The more money at risk with a decision, the more challenging the decision may be. This is why retirement, investing, home buying and financing choices can seem more challenging for some people than others. Their fear of loss is heightened. Sometimes, it's so intense, it can cause people to remain on the fence—unable to invest their money in anything but cash.
What All This Means for You
Regardless of whether you find yourself on the right-brained or left-brained side of a personality test, navigating working relationships and life's daily financial decisions can benefit from developing more of an "all-brain" approach to your own thought process.
For those who appear to be more right-brained, this can mean balancing trust with verification before deciding—it also means spending time adding details to the big picture before acting. While instinct can lead you to opportunity, embracing left-brained activities can help reduce the likelihood that you'll act on impulse.

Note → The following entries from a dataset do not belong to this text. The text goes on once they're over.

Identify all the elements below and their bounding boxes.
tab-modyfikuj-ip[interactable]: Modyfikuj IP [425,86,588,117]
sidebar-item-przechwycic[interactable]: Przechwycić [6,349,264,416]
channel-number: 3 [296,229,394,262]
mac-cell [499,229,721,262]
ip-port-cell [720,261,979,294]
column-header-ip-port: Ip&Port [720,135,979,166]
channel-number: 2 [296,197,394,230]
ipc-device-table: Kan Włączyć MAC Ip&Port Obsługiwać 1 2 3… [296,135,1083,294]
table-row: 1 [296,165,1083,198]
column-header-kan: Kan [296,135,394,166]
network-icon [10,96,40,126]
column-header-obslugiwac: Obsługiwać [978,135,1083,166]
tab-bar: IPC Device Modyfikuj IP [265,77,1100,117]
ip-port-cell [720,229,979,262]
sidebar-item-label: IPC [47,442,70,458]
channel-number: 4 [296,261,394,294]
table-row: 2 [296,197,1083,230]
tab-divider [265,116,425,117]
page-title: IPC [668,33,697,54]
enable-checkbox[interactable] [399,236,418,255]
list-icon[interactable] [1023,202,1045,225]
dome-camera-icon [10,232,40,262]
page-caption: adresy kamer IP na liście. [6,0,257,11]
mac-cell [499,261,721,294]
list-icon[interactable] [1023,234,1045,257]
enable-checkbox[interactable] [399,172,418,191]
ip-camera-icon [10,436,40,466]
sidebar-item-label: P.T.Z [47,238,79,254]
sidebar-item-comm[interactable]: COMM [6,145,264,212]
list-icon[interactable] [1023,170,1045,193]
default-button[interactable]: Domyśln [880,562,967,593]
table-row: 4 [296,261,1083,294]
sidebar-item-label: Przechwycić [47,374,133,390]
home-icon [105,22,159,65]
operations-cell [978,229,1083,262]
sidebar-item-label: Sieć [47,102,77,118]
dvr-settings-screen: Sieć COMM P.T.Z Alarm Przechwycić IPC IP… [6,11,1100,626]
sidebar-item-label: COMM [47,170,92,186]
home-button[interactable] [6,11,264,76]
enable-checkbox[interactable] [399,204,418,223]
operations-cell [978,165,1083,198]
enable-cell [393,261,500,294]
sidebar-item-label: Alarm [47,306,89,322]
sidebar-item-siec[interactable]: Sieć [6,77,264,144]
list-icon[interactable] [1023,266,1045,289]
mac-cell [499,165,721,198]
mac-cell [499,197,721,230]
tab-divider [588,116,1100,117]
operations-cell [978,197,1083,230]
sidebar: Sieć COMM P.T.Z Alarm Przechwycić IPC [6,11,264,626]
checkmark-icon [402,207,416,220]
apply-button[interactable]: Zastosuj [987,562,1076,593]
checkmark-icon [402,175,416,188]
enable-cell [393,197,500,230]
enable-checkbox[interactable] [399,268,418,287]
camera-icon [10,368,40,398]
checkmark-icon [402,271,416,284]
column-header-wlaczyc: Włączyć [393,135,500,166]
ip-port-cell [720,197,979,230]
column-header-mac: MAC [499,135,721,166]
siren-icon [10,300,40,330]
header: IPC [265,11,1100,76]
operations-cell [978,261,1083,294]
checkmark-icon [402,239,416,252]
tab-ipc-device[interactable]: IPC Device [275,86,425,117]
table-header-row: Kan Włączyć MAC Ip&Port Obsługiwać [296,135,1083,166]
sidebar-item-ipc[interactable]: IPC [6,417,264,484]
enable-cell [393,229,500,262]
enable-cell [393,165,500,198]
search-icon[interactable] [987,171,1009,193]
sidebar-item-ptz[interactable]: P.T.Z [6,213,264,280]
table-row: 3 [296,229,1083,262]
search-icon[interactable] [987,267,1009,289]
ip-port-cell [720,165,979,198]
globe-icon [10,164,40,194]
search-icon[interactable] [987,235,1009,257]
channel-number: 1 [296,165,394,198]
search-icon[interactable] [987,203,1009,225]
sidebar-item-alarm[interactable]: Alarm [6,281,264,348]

For instance, when you go car shopping, the salesperson typically insists you go for a test drive. The reason is that especially among impulsive people, it triggers the "Endowment Effect," an instinctive behavioral bias. Once you sit in the car, touch the wheel, and drive it around, you feel the impulse to start acting like it's yours. That greatly increases the likelihood of your buying that car, even if it's more than you wanted to spend. It's also why buying a car with fewer features than the one you test drove can feel so disappointing.
Whether it's a car, a pair of shoes, or an investment, remember that the sales pitch is designed to appeal to your emotions and trigger a quick "yes." To counteract the impulse to oblige, try to channel left-brained functions to think through the details to determine if the deal is a good one.
Left-brainers, on the other hand, need to play to their strengths but make room for what they see as weakness— their emotions. For instance, people who are characterized as being left-brained typically are good planners. To be a good planner you need to be able to analyze and research before deciding…anything. These are the folks, who probably know exactly how much money they need to save for retirement. They are also likely to be dumfounded by questions about what they want that retirement to look like…what exactly they are saving for.
In contrast, right-brained people are likely to describe their retirement in great detail. They have no idea what it will cost, or how they will achieve it, but because they can see it, they are optimistic they will achieve it. Being able to see the bigger picture and then plan for it, is much more likely to result in success.
Whether you've found that your gut instinct is usually right or that deep research and analysis allow you to live more peacefully with decisions involving your money, it helps not to make major decisions in a vacuum where your own collection of biases can influence you.
Whether that means phoning a friend, bringing one along when you go shopping, or working with a professional who can be your sounding board and guide you when it comes to investing, financing or home buying, you don't have to go it alone. It's your decision, but having backup helps keep you on an even keel when making decisions!